Ma leçon de piano qui dérape en sexe lesbien torride avec mon élève vierge
Salut, c’est Marie, 28 ans, prof de piano complètement nympho. Vous savez, j’adore le sexe, les sensations qui te font trembler, ce désir qui monte comme une vague. Hier, avec Julie, ma meilleure élève, 22 ans, tout a basculé. Elle est obsédée par moi, copie tout : mes jupes longues, mes chemisiers soyeux, même mes soutiens-gorge en dentelle. J’avais remarqué, mais là…
Philippe, mon amant de passage, était là ce matin. On avait baisé vite fait après le petit dej, sa queue dure en moi, nos peaux moites qui claquent, odeur de café et de sperme dans l’air. ‘Marie, ta gamine est bizarre’, il m’a dit en riant. ‘Transfert total sur toi.’ J’ai haussé les épaules. Puis Julie arrive, blême en voyant Philippe. ‘Je… je peux revenir une autre fois ?’ Sa voix tremble, ses yeux verts fixés sur le sol.
Le cours tendu et les premières larmes
Dans le studio, l’odeur de bois ciré et de partitions anciennes. Elle s’assoit au piano, raide comme un piquet. Ses doigts hésitants sur les touches, les notes fausses, crispées. ‘Julie, joue !’ je lâche, agacée. Raté total. Philippe sort discrètement. ‘Je suis désolée, devant lui… je bloque.’ Ses joues rougissent, larmes au bord des cils. Je la secoue : ‘Lamentable ! T’es pas une gamine !’ Je la laisse seule cinq minutes.
De retour, on discute. Philippe a raison : elle est accro à moi. ‘Tu joues pour moi, avoue.’ ‘O-oui…’ Et bam, sanglots. Je la prends dans mes bras, la berce. ‘Chut, c’est rien.’ Son corps chaud contre le mien, sa tête sur ma poitrine. L’odeur de son shampoing vanillé, ses cheveux blonds qui se défont, cascadent sur mon chemisier. Mes doigts caressent ses joues salées, descendent… hésitants. ‘Voilà, calme-toi.’ Nos regards se croisent. Sa bouche gonflée, humide.

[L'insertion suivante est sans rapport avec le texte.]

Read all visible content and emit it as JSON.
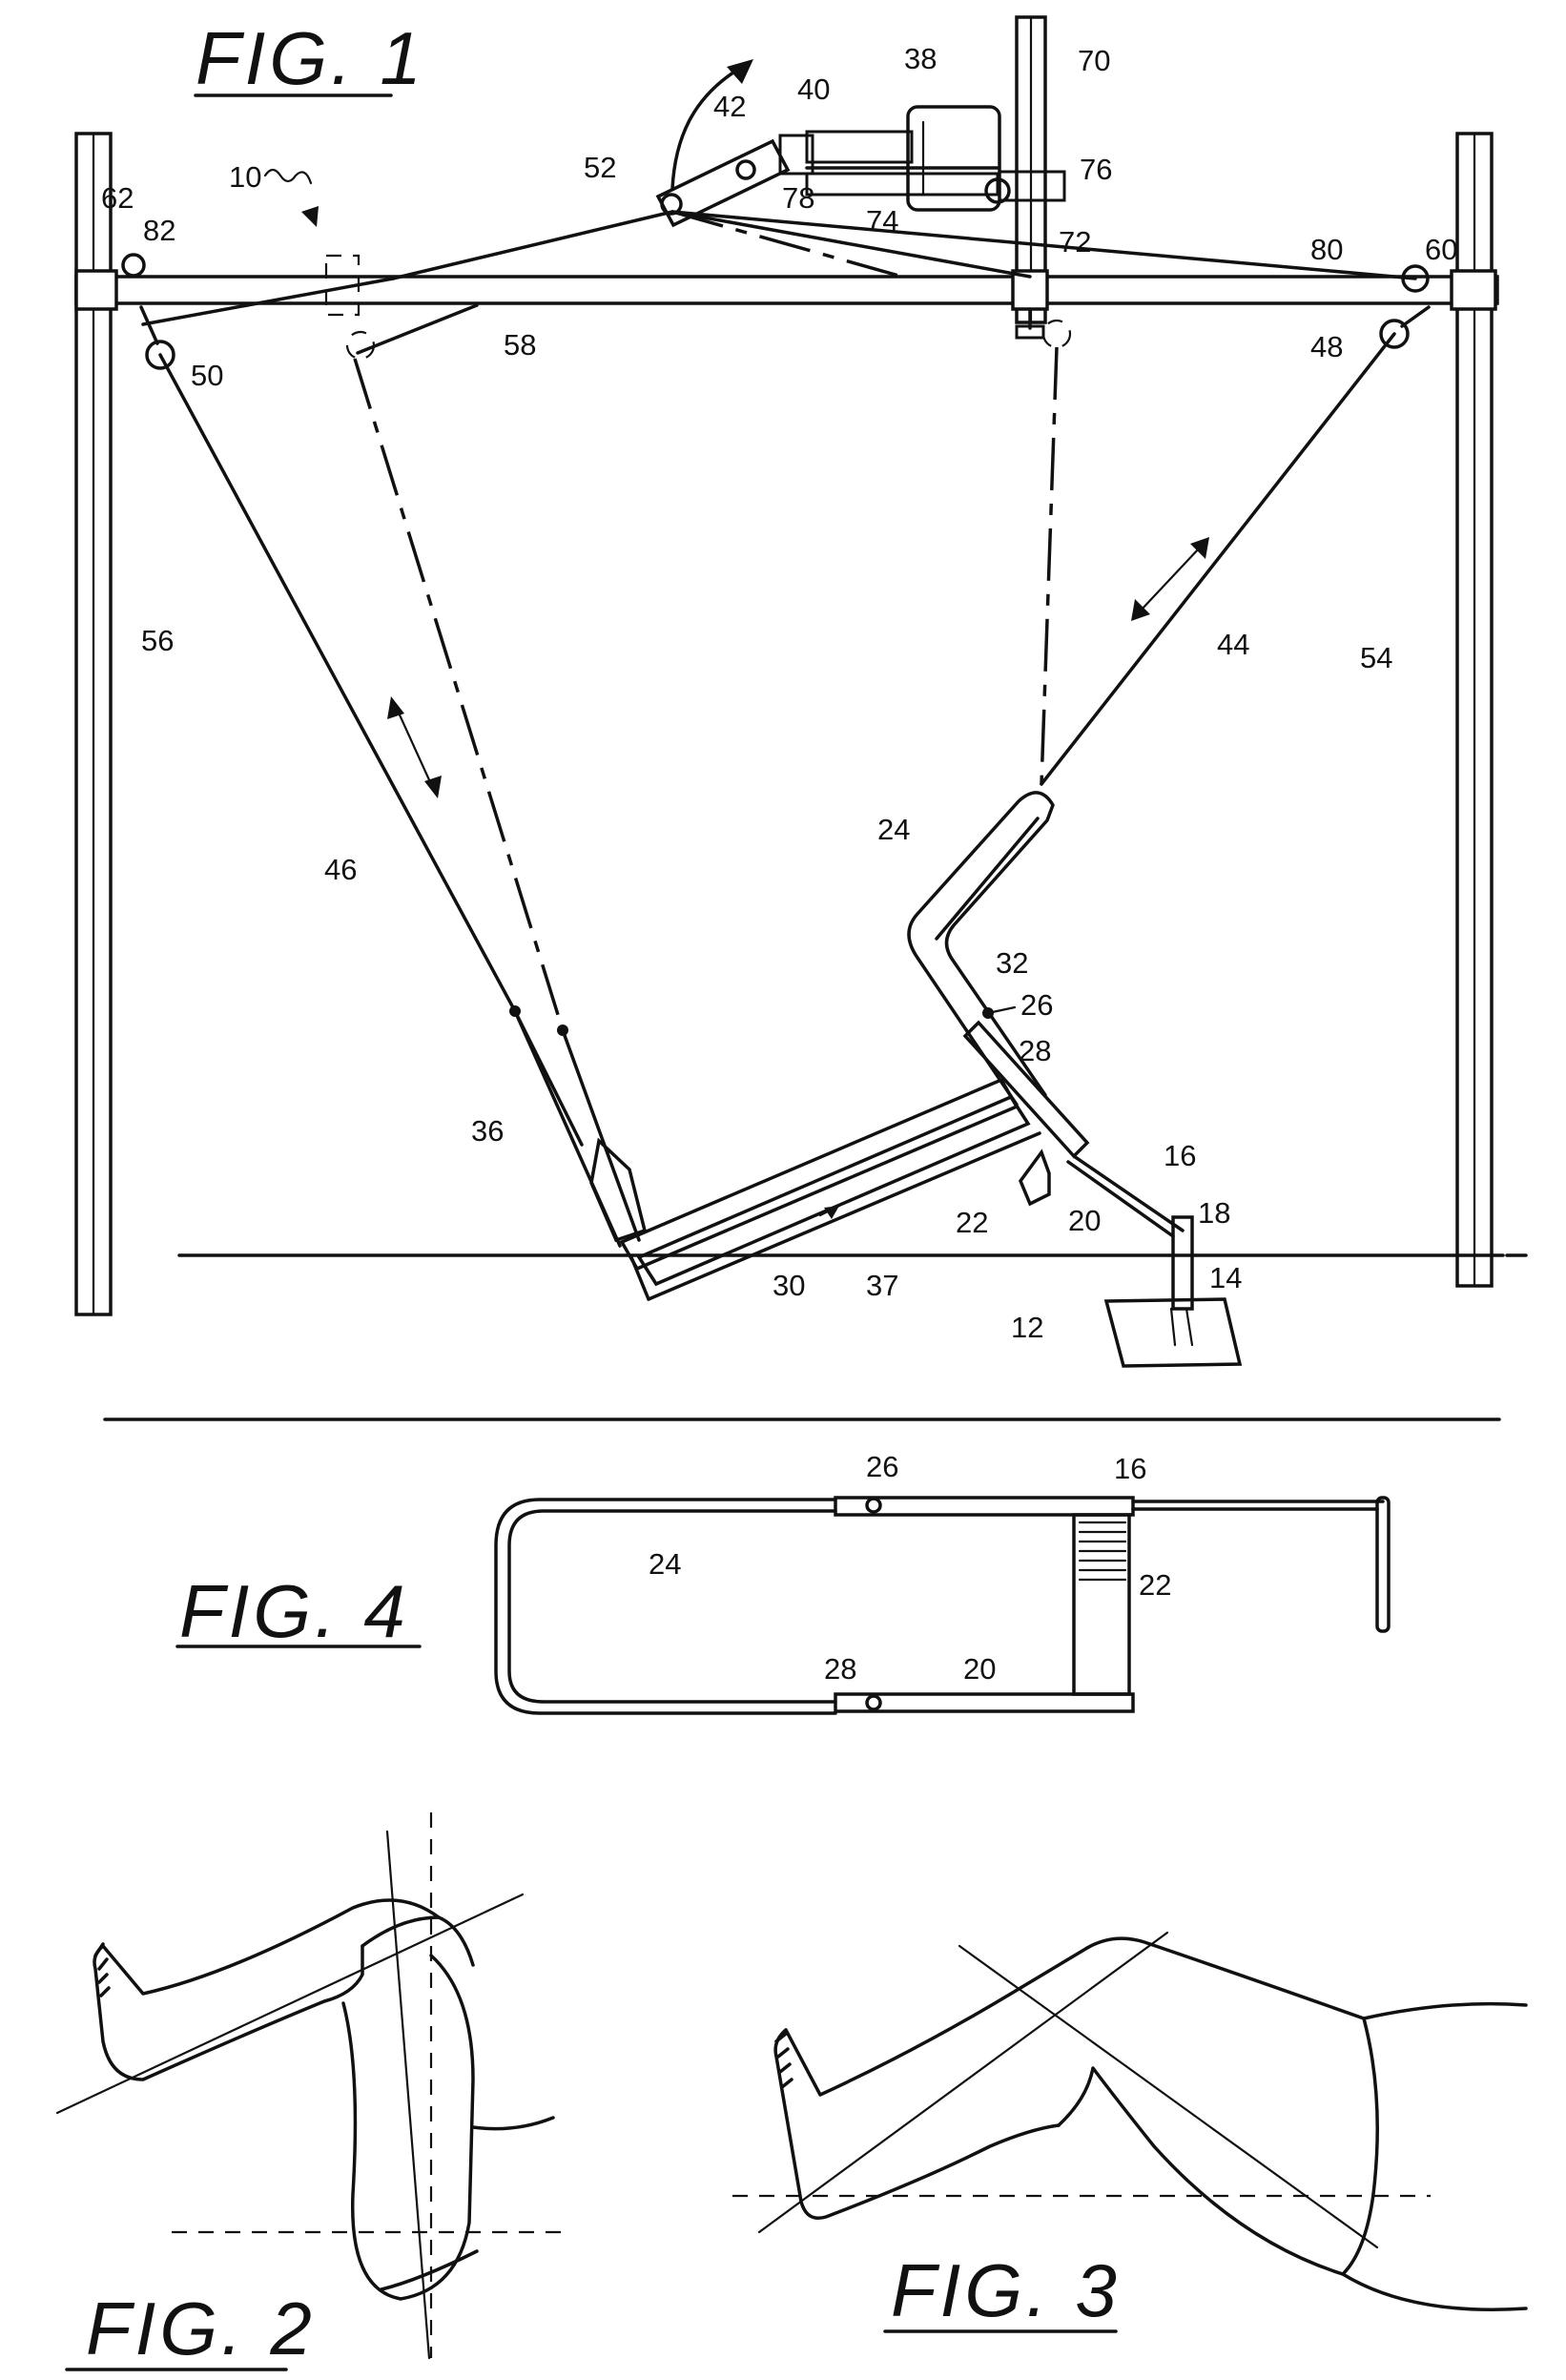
{
  "figures": {
    "fig1": "FIG. 1",
    "fig2": "FIG. 2",
    "fig3": "FIG. 3",
    "fig4": "FIG. 4"
  },
  "fig1_labels": {
    "n10": "10",
    "n12": "12",
    "n14": "14",
    "n16": "16",
    "n18": "18",
    "n20": "20",
    "n22": "22",
    "n24": "24",
    "n26": "26",
    "n28": "28",
    "n30": "30",
    "n32": "32",
    "n36": "36",
    "n37": "37",
    "n38": "38",
    "n40": "40",
    "n42": "42",
    "n44": "44",
    "n46": "46",
    "n48": "48",
    "n50": "50",
    "n52": "52",
    "n54": "54",
    "n56": "56",
    "n58": "58",
    "n60": "60",
    "n62": "62",
    "n70": "70",
    "n72": "72",
    "n74": "74",
    "n76": "76",
    "n78": "78",
    "n80": "80",
    "n82": "82"
  },
  "fig4_labels": {
    "n16": "16",
    "n20": "20",
    "n22": "22",
    "n24": "24",
    "n26": "26",
    "n28": "28"
  }
}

Nos lèvres se frôlent. Doucement d’abord, un effleurement. Puis plus fort. Sa langue pointe, timide, sucrée de larmes. Je l’aspire, nos salives se mélangent, bruits de succion mouillés. Mes mains glissent sous sa veste, déboutonnent son chemisier. Son soutif dentelle, comme le mien. Je coince son sein, durcit sous mes doigts. ‘Marie… oh…’ elle gémit, sa main dans mon corsage, pince mon téton. Picotement électrique qui descend direct à ma chatte.

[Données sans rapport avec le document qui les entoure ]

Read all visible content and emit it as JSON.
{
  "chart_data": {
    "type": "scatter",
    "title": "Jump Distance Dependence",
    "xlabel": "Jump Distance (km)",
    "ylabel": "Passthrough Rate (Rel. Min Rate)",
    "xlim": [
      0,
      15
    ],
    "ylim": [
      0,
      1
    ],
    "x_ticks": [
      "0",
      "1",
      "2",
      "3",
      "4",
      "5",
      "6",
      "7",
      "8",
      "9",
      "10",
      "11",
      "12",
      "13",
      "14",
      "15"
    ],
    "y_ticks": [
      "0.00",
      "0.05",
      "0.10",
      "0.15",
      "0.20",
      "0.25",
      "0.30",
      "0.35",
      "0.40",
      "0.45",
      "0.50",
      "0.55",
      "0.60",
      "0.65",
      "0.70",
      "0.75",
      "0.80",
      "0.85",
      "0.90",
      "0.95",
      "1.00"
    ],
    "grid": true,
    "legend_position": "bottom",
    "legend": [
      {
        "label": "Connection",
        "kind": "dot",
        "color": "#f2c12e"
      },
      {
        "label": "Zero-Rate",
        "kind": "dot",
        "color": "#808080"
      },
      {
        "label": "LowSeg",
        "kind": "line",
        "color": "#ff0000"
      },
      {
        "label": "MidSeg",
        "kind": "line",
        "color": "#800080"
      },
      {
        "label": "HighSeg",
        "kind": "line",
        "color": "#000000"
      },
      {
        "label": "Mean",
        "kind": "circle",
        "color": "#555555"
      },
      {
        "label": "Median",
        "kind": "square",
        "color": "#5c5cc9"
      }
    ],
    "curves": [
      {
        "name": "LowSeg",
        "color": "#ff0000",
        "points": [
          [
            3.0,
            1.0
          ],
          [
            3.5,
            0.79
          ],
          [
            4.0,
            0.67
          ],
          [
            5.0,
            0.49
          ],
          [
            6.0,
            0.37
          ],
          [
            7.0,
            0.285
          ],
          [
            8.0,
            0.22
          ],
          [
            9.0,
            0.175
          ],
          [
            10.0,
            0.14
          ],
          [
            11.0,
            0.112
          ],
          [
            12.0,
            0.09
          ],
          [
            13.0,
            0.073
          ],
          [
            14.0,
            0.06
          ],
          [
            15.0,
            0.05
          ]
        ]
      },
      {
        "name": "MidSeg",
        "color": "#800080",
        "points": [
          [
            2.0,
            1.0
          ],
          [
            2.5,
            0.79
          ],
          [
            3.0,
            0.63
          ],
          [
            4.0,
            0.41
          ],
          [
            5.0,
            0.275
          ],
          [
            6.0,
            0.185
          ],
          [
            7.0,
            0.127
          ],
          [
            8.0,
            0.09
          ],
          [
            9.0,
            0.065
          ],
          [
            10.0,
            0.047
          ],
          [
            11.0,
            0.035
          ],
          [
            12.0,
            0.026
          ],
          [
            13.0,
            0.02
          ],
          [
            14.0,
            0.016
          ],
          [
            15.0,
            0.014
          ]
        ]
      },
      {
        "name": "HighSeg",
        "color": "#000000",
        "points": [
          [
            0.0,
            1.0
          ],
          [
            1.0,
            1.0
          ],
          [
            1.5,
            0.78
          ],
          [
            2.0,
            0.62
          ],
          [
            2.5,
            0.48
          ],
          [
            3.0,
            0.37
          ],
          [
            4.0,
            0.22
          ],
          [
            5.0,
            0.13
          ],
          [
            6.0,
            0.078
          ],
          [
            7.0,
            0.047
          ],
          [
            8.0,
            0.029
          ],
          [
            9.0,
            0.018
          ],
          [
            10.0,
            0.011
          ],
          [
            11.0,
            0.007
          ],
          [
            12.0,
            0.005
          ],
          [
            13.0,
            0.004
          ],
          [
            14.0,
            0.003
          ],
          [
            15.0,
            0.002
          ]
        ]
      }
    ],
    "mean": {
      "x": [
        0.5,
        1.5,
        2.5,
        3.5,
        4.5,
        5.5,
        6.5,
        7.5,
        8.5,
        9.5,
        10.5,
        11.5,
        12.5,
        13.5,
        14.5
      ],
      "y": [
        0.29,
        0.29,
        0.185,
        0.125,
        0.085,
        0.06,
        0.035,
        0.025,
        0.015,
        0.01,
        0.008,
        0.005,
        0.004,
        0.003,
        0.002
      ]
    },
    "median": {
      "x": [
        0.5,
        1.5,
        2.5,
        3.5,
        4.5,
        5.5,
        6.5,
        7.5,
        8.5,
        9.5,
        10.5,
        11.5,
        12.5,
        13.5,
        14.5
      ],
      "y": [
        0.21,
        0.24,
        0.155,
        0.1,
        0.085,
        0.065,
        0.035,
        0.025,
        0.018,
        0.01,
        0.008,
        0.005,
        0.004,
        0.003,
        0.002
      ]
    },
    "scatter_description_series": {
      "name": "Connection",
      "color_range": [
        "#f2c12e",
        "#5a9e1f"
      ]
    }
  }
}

L’explosion de plaisir entre cuisses ouvertes
On se déshabille fiévreux. Odeur musquée de nos peaux, sueur légère. Sa poitrine pleine, tétons roses érigés. Je les suce, mordille, elle halète : ‘Oui… comme ça…’ Sa main sur ma toison, doigts maladroits qui fouillent ma fente trempée. ‘T’es… mouillée.’ Je ris, essoufflée : ‘Et toi ?’ Je baisse sa culotte, cuisses serrées. Son parfum intime, sucré-acide, vierge. Un doigt dedans, bute sur l’hymen. ‘T’es intacte, putain de ouf.’
Je l’allonge sur le fauteuil, écarte ses jambes tremblantes. Ma langue sur son clito gonflé, râpeux, elle couine : ‘Aaaah !’ Goût salé-doux, jus qui coule. Ses spasmes, ses mains dans mes cheveux. ‘Marie ! Je… je vais…’ Elle se cambre, crie, son vagin pulse sous ma bouche. Je jouis aussi, chatte qui palpite seule. On tremble ensemble, odeurs de cyprine partout.
Puis, horreur dans ses yeux. Elle bondit, ramasse ses fringues. ‘Non ! J’ai… profané…’ Porte qui claque. Je reste là, nue, goût d’elle sur les lèvres, coupable et excitée. Philippe rentre bientôt. ‘Quoi de neuf ?’ ‘Une connerie.’ Mais bordel, quel pied.